R3 Exception/Error Mechanism
Contents | ||
Temporary page: thoughts about the exception/error mechanism.
Updated 11-Apr-2024 - Hit F5 to be sure.
You can post related comments here.
Types of Error Exceptions
There are two flavors of exceptions related to the error! datatype in R3. By combining both of these into a single mechanism we minimize the time required for internal checks that need to be performed within the evaluation pipeline.
Unwinds | These are exceptions, not really errors, where the interpreter unwinds the environment back to a marker that was setup earlier during the process of evaluation. For example exit and return unwind back to just before their function entry points. Unwinding in this way allows the opportunity for proper exiting and cleanup at each layer. These exceptions are represented by error codes < 100. |
Throws | These are harsh exceptions where the interpreter throws itself back to a prior marked environment (code block and index, code and data stacks). They do not exit through the evaluation layers, so any pending states from those layers must be handled in GC (and we super try to minimize that). For example a zero-divide will throw back to a catch marker. The marker is an internal state object created by try (and a few others natives.) These are represented by error codes >= 100. |
Unwinds are intended to be hidden from non-expert users in the form of common functions like exit, return, break, and continue . Their error! values are minimal non-allocating structures because not a lot of information needs to be passed back. In addition, they are passed back as the return value of all functions they encounter on their path back.
Throws, on the other hand, are intended for users to capture. Their error! values point to dynamically allocated objects because user code may want to examine the details of the exception.
Should we CATCH Unwinds?
Currently, unwinds propagate backwards as function return values. When they hit a try or other error catcher, they simply pass through it like any other non-error value.
For example, in this line:
val: try [if true [return 10]]
the return function builds an error! value and returns it, which returns from if, and then returns from try. No throw has occurred and the try error handling mechanism does nothing.
This is the correct behavior. The try should not interfere with unwind exceptions.
Exception Marker Scoping
For unwinds, REBOL uses a form of dynamic scoping. This can easily be seen here:
f1: does [do b1]
b1: [return 10]
f1
10
The return function does not know anything about context, it only understands function frames.
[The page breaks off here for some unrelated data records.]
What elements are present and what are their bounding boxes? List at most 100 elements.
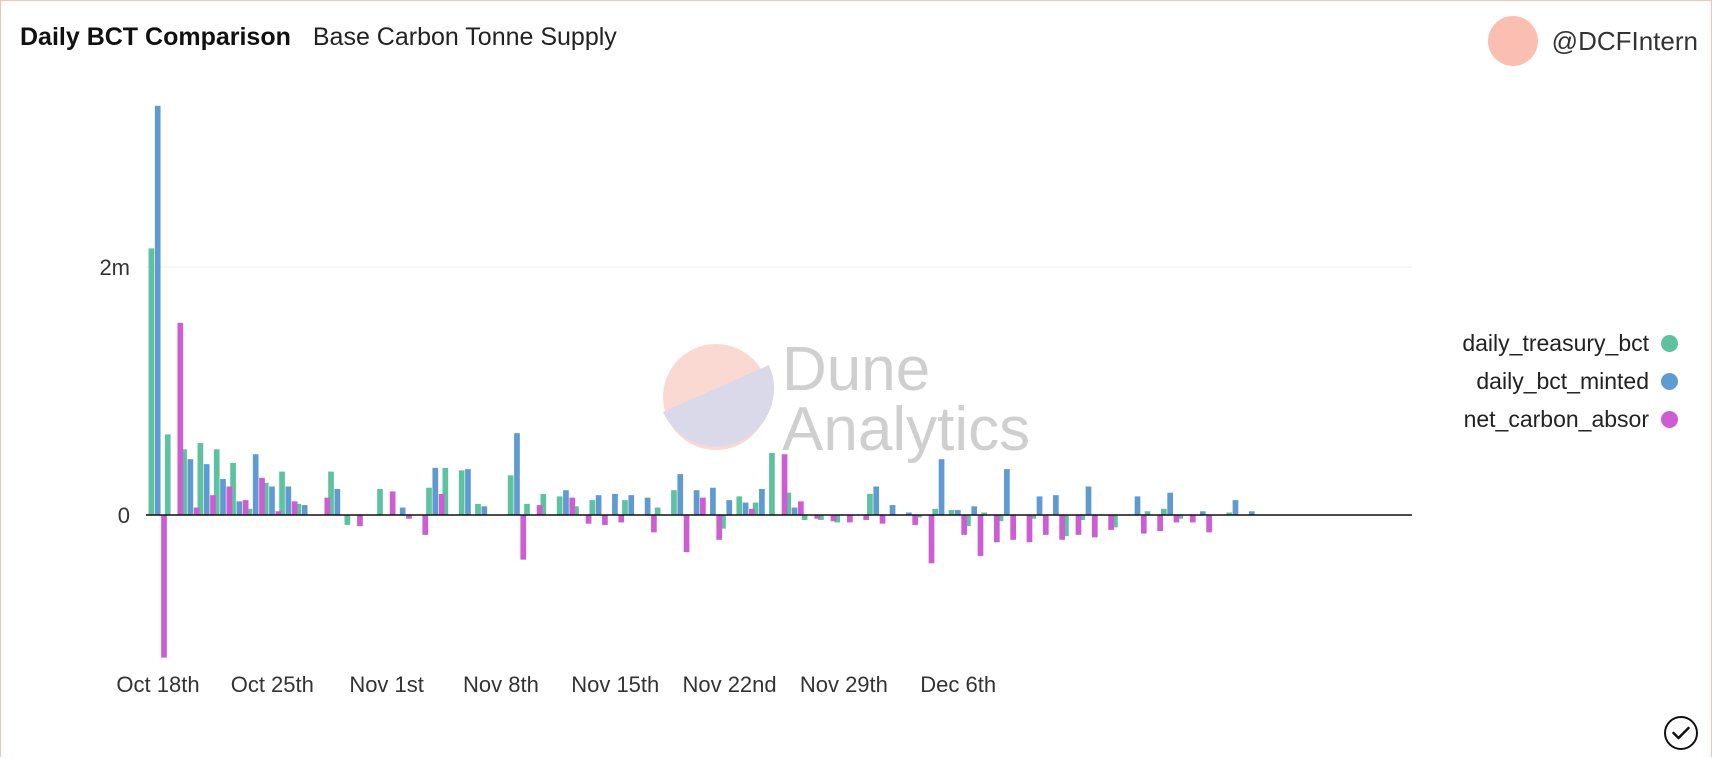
bar-daily-bct-minted[interactable] [971,506,978,515]
bar-daily-bct-minted[interactable] [1004,469,1010,515]
bar-daily-bct-minted[interactable] [1199,511,1206,515]
bar-net-carbon-absor[interactable] [1091,515,1098,538]
bar-daily-treasury-bct[interactable] [262,482,269,515]
bar-net-carbon-absor[interactable] [422,515,429,535]
bar-daily-bct-minted[interactable] [759,488,765,515]
bar-daily-treasury-bct[interactable] [752,502,759,515]
bar-daily-bct-minted[interactable] [203,464,210,515]
bar-daily-bct-minted[interactable] [269,486,275,515]
bar-daily-bct-minted[interactable] [1134,496,1141,515]
bar-daily-treasury-bct[interactable] [736,496,743,515]
bar-daily-bct-minted[interactable] [873,486,880,515]
avatar[interactable] [1487,16,1538,66]
bar-daily-treasury-bct[interactable] [507,475,514,515]
bar-daily-bct-minted[interactable] [791,507,798,515]
bar-net-carbon-absor[interactable] [977,515,984,556]
bar-daily-bct-minted[interactable] [628,495,635,515]
bar-net-carbon-absor[interactable] [536,505,543,515]
bar-daily-treasury-bct[interactable] [948,510,955,515]
bar-daily-bct-minted[interactable] [1248,511,1255,515]
bar-daily-bct-minted[interactable] [334,488,341,515]
bar-daily-treasury-bct[interactable] [213,449,220,515]
bar-net-carbon-absor[interactable] [847,515,853,523]
bar-daily-treasury-bct[interactable] [997,515,1004,522]
bar-net-carbon-absor[interactable] [651,515,657,533]
bar-daily-bct-minted[interactable] [1232,500,1239,515]
bar-daily-treasury-bct[interactable] [1030,515,1037,519]
bar-daily-bct-minted[interactable] [301,505,308,515]
bar-daily-treasury-bct[interactable] [622,500,628,515]
bar-net-carbon-absor[interactable] [1026,515,1033,543]
bar-daily-treasury-bct[interactable] [377,488,383,515]
bar-net-carbon-absor[interactable] [879,515,886,524]
bar-daily-treasury-bct[interactable] [916,515,922,518]
bar-daily-bct-minted[interactable] [955,510,961,515]
bar-net-carbon-absor[interactable] [700,497,706,515]
bar-daily-treasury-bct[interactable] [785,492,792,515]
bar-net-carbon-absor[interactable] [830,515,837,522]
bar-daily-treasury-bct[interactable] [181,449,187,515]
bar-daily-treasury-bct[interactable] [932,508,939,515]
bar-net-carbon-absor[interactable] [242,500,249,515]
bar-net-carbon-absor[interactable] [781,454,788,515]
bar-net-carbon-absor[interactable] [1189,515,1196,523]
bar-daily-bct-minted[interactable] [481,506,488,515]
author-badge[interactable]: @DCFIntern [1487,16,1698,66]
bar-daily-bct-minted[interactable] [677,474,684,515]
bar-daily-treasury-bct[interactable] [540,493,547,515]
check-circle-icon[interactable] [1664,716,1698,750]
bar-net-carbon-absor[interactable] [226,486,233,515]
bar-net-carbon-absor[interactable] [798,501,804,515]
bar-daily-bct-minted[interactable] [563,490,569,515]
bar-daily-bct-minted[interactable] [595,495,602,515]
bar-daily-treasury-bct[interactable] [1177,515,1184,519]
bar-daily-bct-minted[interactable] [1085,486,1092,515]
bar-net-carbon-absor[interactable] [749,508,755,515]
bar-daily-treasury-bct[interactable] [556,496,563,515]
bar-daily-bct-minted[interactable] [710,487,716,515]
bar-daily-treasury-bct[interactable] [965,515,971,527]
bar-daily-bct-minted[interactable] [693,490,700,515]
bar-net-carbon-absor[interactable] [618,515,625,523]
bar-daily-treasury-bct[interactable] [197,443,204,515]
bar-daily-treasury-bct[interactable] [1063,515,1069,537]
bar-daily-treasury-bct[interactable] [801,515,808,520]
bar-daily-treasury-bct[interactable] [1079,515,1086,520]
bar-daily-treasury-bct[interactable] [867,493,873,515]
bar-daily-treasury-bct[interactable] [279,471,285,515]
author-handle[interactable]: @DCFIntern [1551,25,1698,56]
bar-net-carbon-absor[interactable] [993,515,1000,543]
bar-daily-bct-minted[interactable] [220,479,226,515]
bar-daily-bct-minted[interactable] [1167,492,1174,515]
bar-daily-treasury-bct[interactable] [769,453,775,515]
bar-daily-treasury-bct[interactable] [458,470,465,515]
bar-net-carbon-absor[interactable] [569,497,576,515]
bar-net-carbon-absor[interactable] [1108,515,1114,530]
bar-net-carbon-absor[interactable] [291,501,298,515]
bar-net-carbon-absor[interactable] [275,511,282,515]
bar-net-carbon-absor[interactable] [585,515,592,524]
bar-net-carbon-absor[interactable] [210,495,216,515]
bar-daily-bct-minted[interactable] [938,459,945,515]
bar-net-carbon-absor[interactable] [389,491,396,515]
bar-net-carbon-absor[interactable] [716,515,723,540]
bar-daily-treasury-bct[interactable] [654,507,661,515]
bar-daily-bct-minted[interactable] [906,512,912,515]
bar-net-carbon-absor[interactable] [259,477,265,515]
bar-net-carbon-absor[interactable] [1042,515,1049,535]
bar-daily-bct-minted[interactable] [889,505,896,515]
bar-net-carbon-absor[interactable] [161,515,167,658]
bar-daily-treasury-bct[interactable] [426,487,432,515]
bar-net-carbon-absor[interactable] [1206,515,1212,533]
bar-daily-bct-minted[interactable] [252,454,259,515]
bar-daily-bct-minted[interactable] [399,507,406,515]
bar-daily-treasury-bct[interactable] [1112,515,1118,528]
bar-net-carbon-absor[interactable] [683,515,690,553]
bar-net-carbon-absor[interactable] [602,515,608,525]
bar-daily-bct-minted[interactable] [514,433,520,515]
bar-daily-bct-minted[interactable] [154,105,161,516]
bar-net-carbon-absor[interactable] [1010,515,1017,540]
bar-net-carbon-absor[interactable] [177,322,184,515]
bar-net-carbon-absor[interactable] [814,515,821,519]
bar-net-carbon-absor[interactable] [520,515,527,560]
All it does is unwind to the closest function frame.
This behavior is not really consistent with the definitional scoping ("runtime lexical scoping") rules of REBOL because function exiting becomes non-lexical, it's run-time based.
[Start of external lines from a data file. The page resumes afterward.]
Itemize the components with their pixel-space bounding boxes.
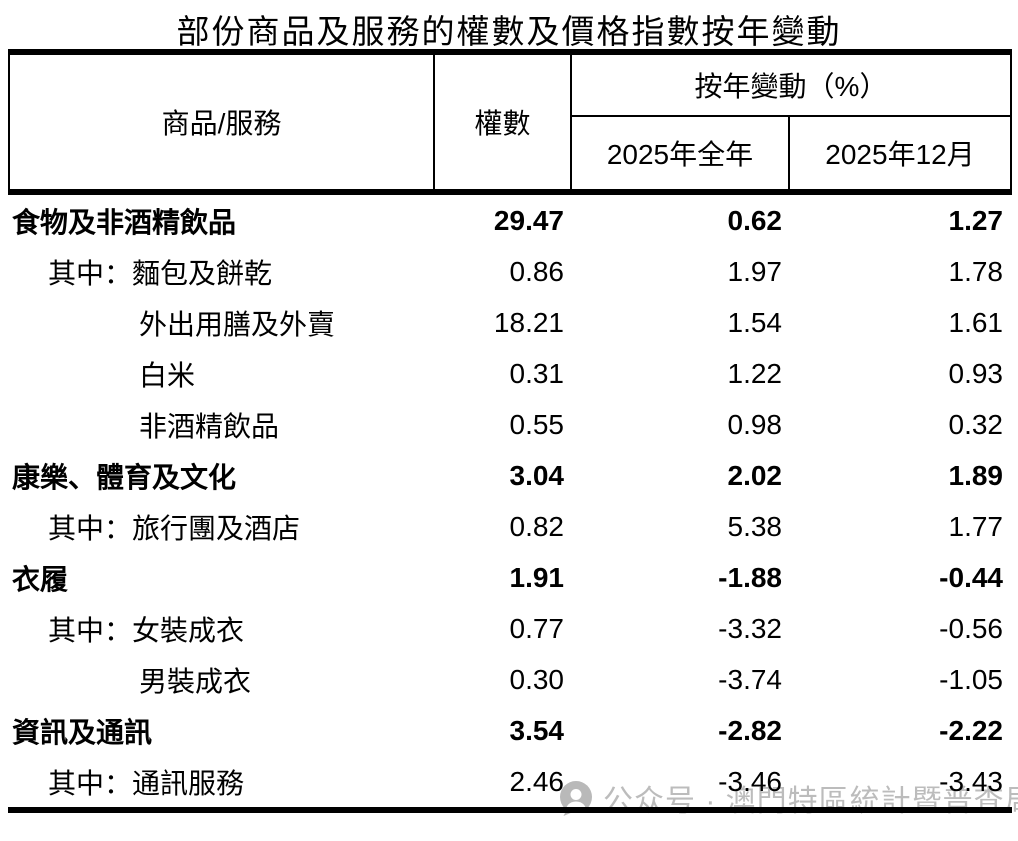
- table-header: 商品/服務 權數 按年變動（%） 2025年全年 2025年12月: [8, 49, 1012, 195]
- full-year-value: -1.88: [718, 561, 782, 593]
- december-value: 1.89: [948, 459, 1004, 491]
- full-year-value: 1.54: [727, 306, 783, 338]
- table-row: 其中：麵包及餅乾 0.86 1.97 1.78: [8, 246, 1012, 297]
- weight-value: 3.54: [509, 714, 565, 746]
- row-label: 其中：麵包及餅乾: [48, 257, 273, 289]
- row-label: 康樂、體育及文化: [12, 461, 237, 493]
- row-label: 白米: [139, 359, 196, 391]
- table-row: 食物及非酒精飲品 29.47 0.62 1.27: [8, 195, 1012, 246]
- december-value: 1.78: [948, 255, 1004, 287]
- table-row: 外出用膳及外賣 18.21 1.54 1.61: [8, 297, 1012, 348]
- december-value: -0.56: [939, 612, 1003, 644]
- weight-value: 18.21: [493, 306, 564, 338]
- full-year-value: 1.22: [727, 357, 783, 389]
- weight-value: 0.86: [509, 255, 565, 287]
- row-label: 其中：女裝成衣: [48, 614, 245, 646]
- december-value: -1.05: [939, 663, 1003, 695]
- table-row: 康樂、體育及文化 3.04 2.02 1.89: [8, 450, 1012, 501]
- weight-value: 0.55: [509, 408, 565, 440]
- row-label: 外出用膳及外賣: [139, 308, 336, 340]
- weight-value: 1.91: [509, 561, 565, 593]
- wechat-official-account-icon: [558, 780, 594, 817]
- table-row: 其中：女裝成衣 0.77 -3.32 -0.56: [8, 603, 1012, 654]
- col-header-yoy-group: 按年變動（%）: [572, 55, 1010, 117]
- weight-value: 29.47: [493, 204, 564, 236]
- page-title: 部份商品及服務的權數及價格指數按年變動: [176, 13, 842, 50]
- december-value: 0.32: [948, 408, 1004, 440]
- table-row: 衣履 1.91 -1.88 -0.44: [8, 552, 1012, 603]
- full-year-value: -3.46: [718, 765, 782, 797]
- row-label: 其中：通訊服務: [48, 767, 245, 799]
- table-row: 男裝成衣 0.30 -3.74 -1.05: [8, 654, 1012, 705]
- table-row: 其中：旅行團及酒店 0.82 5.38 1.77: [8, 501, 1012, 552]
- full-year-value: 1.97: [727, 255, 783, 287]
- december-value: 1.61: [948, 306, 1004, 338]
- col-header-item: 商品/服務: [10, 55, 435, 189]
- watermark: 公众号 · 澳門特區統計暨普查局: [558, 776, 1018, 820]
- december-value: -0.44: [939, 561, 1003, 593]
- december-value: 1.27: [948, 204, 1004, 236]
- col-header-full-year: 2025年全年: [572, 117, 790, 189]
- weight-value: 0.77: [509, 612, 565, 644]
- table-row: 白米 0.31 1.22 0.93: [8, 348, 1012, 399]
- data-table: 商品/服務 權數 按年變動（%） 2025年全年 2025年12月 食物及非酒精…: [8, 49, 1012, 813]
- december-value: 1.77: [948, 510, 1004, 542]
- weight-value: 0.82: [509, 510, 565, 542]
- row-label: 衣履: [12, 563, 69, 595]
- row-label: 非酒精飲品: [139, 410, 280, 442]
- full-year-value: -2.82: [718, 714, 782, 746]
- row-label: 男裝成衣: [139, 665, 252, 697]
- weight-value: 2.46: [509, 765, 565, 797]
- table-row: 非酒精飲品 0.55 0.98 0.32: [8, 399, 1012, 450]
- col-header-december: 2025年12月: [825, 139, 975, 170]
- row-label: 資訊及通訊: [12, 716, 153, 748]
- december-value: -3.43: [939, 765, 1003, 797]
- watermark-text: 公众号 · 澳門特區統計暨普查局: [603, 785, 1018, 818]
- table-row: 資訊及通訊 3.54 -2.82 -2.22: [8, 705, 1012, 756]
- row-label: 其中：旅行團及酒店: [48, 512, 301, 544]
- full-year-value: -3.74: [718, 663, 782, 695]
- row-label: 食物及非酒精飲品: [12, 206, 237, 238]
- col-header-weight: 權數: [435, 55, 572, 189]
- weight-value: 0.31: [509, 357, 565, 389]
- december-value: 0.93: [948, 357, 1004, 389]
- weight-value: 3.04: [509, 459, 565, 491]
- table-body: 食物及非酒精飲品 29.47 0.62 1.27 其中：麵包及餅乾 0.86 1…: [8, 195, 1012, 813]
- table-row: 其中：通訊服務 2.46 -3.46 -3.43: [8, 756, 1012, 807]
- full-year-value: 2.02: [727, 459, 783, 491]
- full-year-value: 0.62: [727, 204, 783, 236]
- full-year-value: 0.98: [727, 408, 783, 440]
- full-year-value: -3.32: [718, 612, 782, 644]
- full-year-value: 5.38: [727, 510, 783, 542]
- weight-value: 0.30: [509, 663, 565, 695]
- december-value: -2.22: [939, 714, 1003, 746]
This example code (simplistic) does not behave as expected:
c1: func [arg] [do arg]
f1: does [c1 [return 10] return 20]
f1
20
Normal lexical scoping rules make us think that the return 10 should apply to the f1 function, but actually it applies to the c1 function; thus, the result of 20 is returned. So, in this one line, within the same lexical context, the return applies to different functions.
One way to solve this problem is to bind the return function into the current function context. This requires that the function's context object maintain a field for the current return function. The cost of this method is one extra value to be stored in the function's context (memory cost) and the extra binding time for the function (processing cost.)
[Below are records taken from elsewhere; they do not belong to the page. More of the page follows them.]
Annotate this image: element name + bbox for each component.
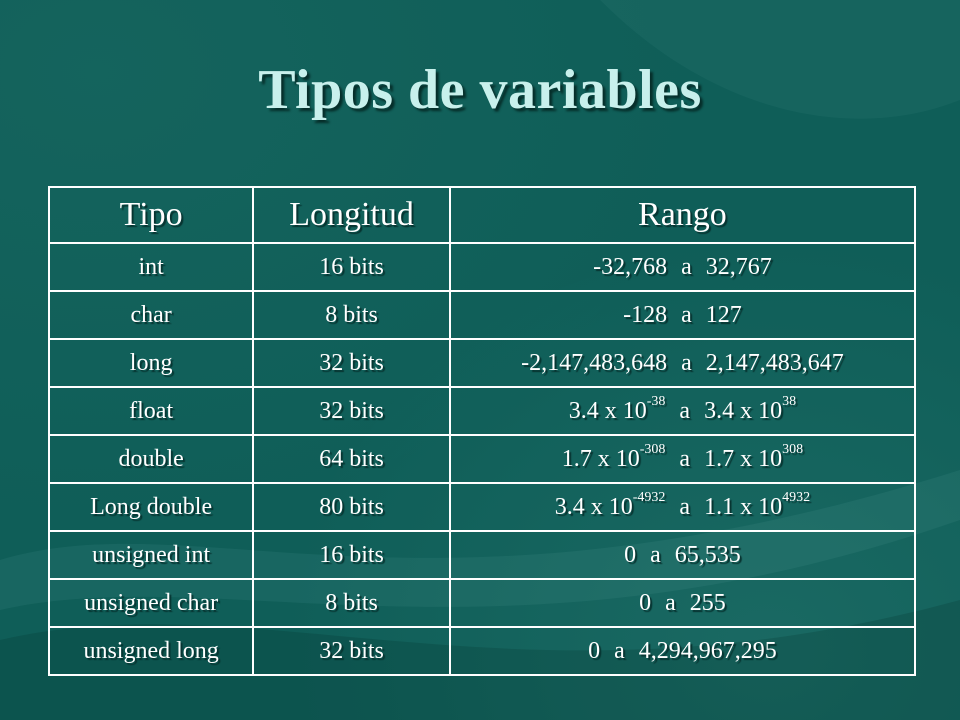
cell-rango: 0 a 65,535 <box>448 530 917 580</box>
range-max: 2,147,483,647 <box>705 349 844 376</box>
cell-longitud: 16 bits <box>252 530 451 580</box>
cell-longitud: 32 bits <box>252 626 451 676</box>
table-row: long 32 bits -2,147,483,648 a 2,147,483,64… <box>47 338 917 388</box>
cell-rango: -32,768 a 32,767 <box>448 242 917 292</box>
range-separator: a <box>681 349 692 376</box>
table-row: unsigned long 32 bits 0 a 4,294,967,295 <box>47 626 917 676</box>
range-min: -128 <box>623 301 668 328</box>
cell-tipo: Long double <box>47 482 255 532</box>
range-min: -32,768 <box>593 253 668 280</box>
range-separator: a <box>650 541 661 568</box>
range-min-base: 1.7 x 10 <box>561 445 640 472</box>
range-max-exponent: 4932 <box>782 489 811 505</box>
range-max-exponent: 308 <box>782 441 804 457</box>
range-separator: a <box>681 253 692 280</box>
cell-longitud: 32 bits <box>252 386 451 436</box>
cell-tipo: unsigned char <box>47 578 255 628</box>
cell-rango: 0 a 255 <box>448 578 917 628</box>
header-longitud: Longitud <box>252 186 451 244</box>
range-max: 65,535 <box>674 541 741 568</box>
table-row: unsigned int 16 bits 0 a 65,535 <box>47 530 917 580</box>
cell-tipo: float <box>47 386 255 436</box>
table-row: Long double 80 bits 3.4 x 10-4932 a 1.1 x … <box>47 482 917 532</box>
range-separator: a <box>665 589 676 616</box>
table-row: char 8 bits -128 a 127 <box>47 290 917 340</box>
table-row: float 32 bits 3.4 x 10-38 a 3.4 x 1038 <box>47 386 917 436</box>
page-title: Tipos de variables <box>258 59 702 121</box>
table-row: int 16 bits -32,768 a 32,767 <box>47 242 917 292</box>
range-min: -2,147,483,648 <box>521 349 668 376</box>
range-separator: a <box>614 637 625 664</box>
cell-longitud: 32 bits <box>252 338 451 388</box>
range-max-base: 3.4 x 10 <box>704 397 783 424</box>
range-min-exponent: -4932 <box>632 489 666 505</box>
range-min-exponent: -38 <box>646 393 666 409</box>
table-header-row: Tipo Longitud Rango <box>47 186 917 244</box>
range-separator: a <box>681 301 692 328</box>
range-max: 4,294,967,295 <box>638 637 777 664</box>
range-max-base: 1.1 x 10 <box>704 493 783 520</box>
cell-longitud: 80 bits <box>252 482 451 532</box>
range-max: 127 <box>705 301 742 328</box>
cell-tipo: long <box>47 338 255 388</box>
cell-tipo: char <box>47 290 255 340</box>
cell-longitud: 8 bits <box>252 290 451 340</box>
range-min-base: 3.4 x 10 <box>554 493 633 520</box>
range-max: 255 <box>689 589 726 616</box>
range-max: 32,767 <box>705 253 772 280</box>
range-min-exponent: -308 <box>639 441 666 457</box>
cell-tipo: int <box>47 242 255 292</box>
range-max-base: 1.7 x 10 <box>704 445 783 472</box>
cell-tipo: double <box>47 434 255 484</box>
range-separator: a <box>679 493 691 520</box>
range-separator: a <box>679 445 691 472</box>
header-tipo: Tipo <box>47 186 255 244</box>
range-min-base: 3.4 x 10 <box>568 397 647 424</box>
cell-rango: -2,147,483,648 a 2,147,483,647 <box>448 338 917 388</box>
table-row: unsigned char 8 bits 0 a 255 <box>47 578 917 628</box>
cell-rango: 3.4 x 10-4932 a 1.1 x 104932 <box>448 482 917 532</box>
cell-rango: 3.4 x 10-38 a 3.4 x 1038 <box>448 386 917 436</box>
cell-tipo: unsigned int <box>47 530 255 580</box>
cell-longitud: 64 bits <box>252 434 451 484</box>
range-min: 0 <box>588 637 601 664</box>
cell-rango: 0 a 4,294,967,295 <box>448 626 917 676</box>
cell-longitud: 16 bits <box>252 242 451 292</box>
cell-rango: 1.7 x 10-308 a 1.7 x 10308 <box>448 434 917 484</box>
cell-rango: -128 a 127 <box>448 290 917 340</box>
range-min: 0 <box>639 589 652 616</box>
cell-longitud: 8 bits <box>252 578 451 628</box>
header-rango: Rango <box>448 186 917 244</box>
table-row: double 64 bits 1.7 x 10-308 a 1.7 x 10308 <box>47 434 917 484</box>
range-max-exponent: 38 <box>782 393 797 409</box>
variable-types-table: Tipo Longitud Rango int 16 bits -32,768 a… <box>47 186 917 676</box>
cell-tipo: unsigned long <box>47 626 255 676</box>
range-min: 0 <box>624 541 637 568</box>
range-separator: a <box>679 397 691 424</box>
I believe that these are minimal costs compared to the benefits of a function-scoped return mechanism.
Possible Return Method
Since before the start of the R3 project, I've been considering how best to implement a function-scoped return. My plan was (and is) to implement a function attributes mechanism that adds more than just this one feature. In summary, it would support:
- Function-scoped return and exit
- Optional specification of datatype returned
- Common method for other attributes.
The format would be simple: allow set-words within function specifications. For example:
f1: func [arg [integer!] return: [integer!]]
The advantages of this approach are:
- Clear that it means something different (from other arguments)
- Obvious what it means (related to return action)
- A nice way to indicate datatype of the return.
- Easy to bind, the word is in the spec block.
- Allows return as a dynamic function to still work (when return not in function spec.)
The disadvantages are:
- Needs to bind an extra word on function creation.
- Extra value on function frame.
- User must remember to do it.
- Efficient evaluation implementation will be tricky.
True Error Capture
There is a minor disadvantage of the try method of error handling. It's a data-return mechanism, not an evaluation entry mechanism. In other words, you get back a value that tells you there was an error, but you don't get sent to a function to handle it. So, you don't in fact know that an error happened, you only know that you got an error value returned.
The solution is to evaluate a function, but only if an error occurred. Try supports this with a refinement:
try/except [block] [error handler]
The error handler will run only if an error occurs.
In addition, you can use a function and pass it the error value:
try/except [block] func [error] [error handler]
Note that for an error, the value returned from try will be that returned from the error handler.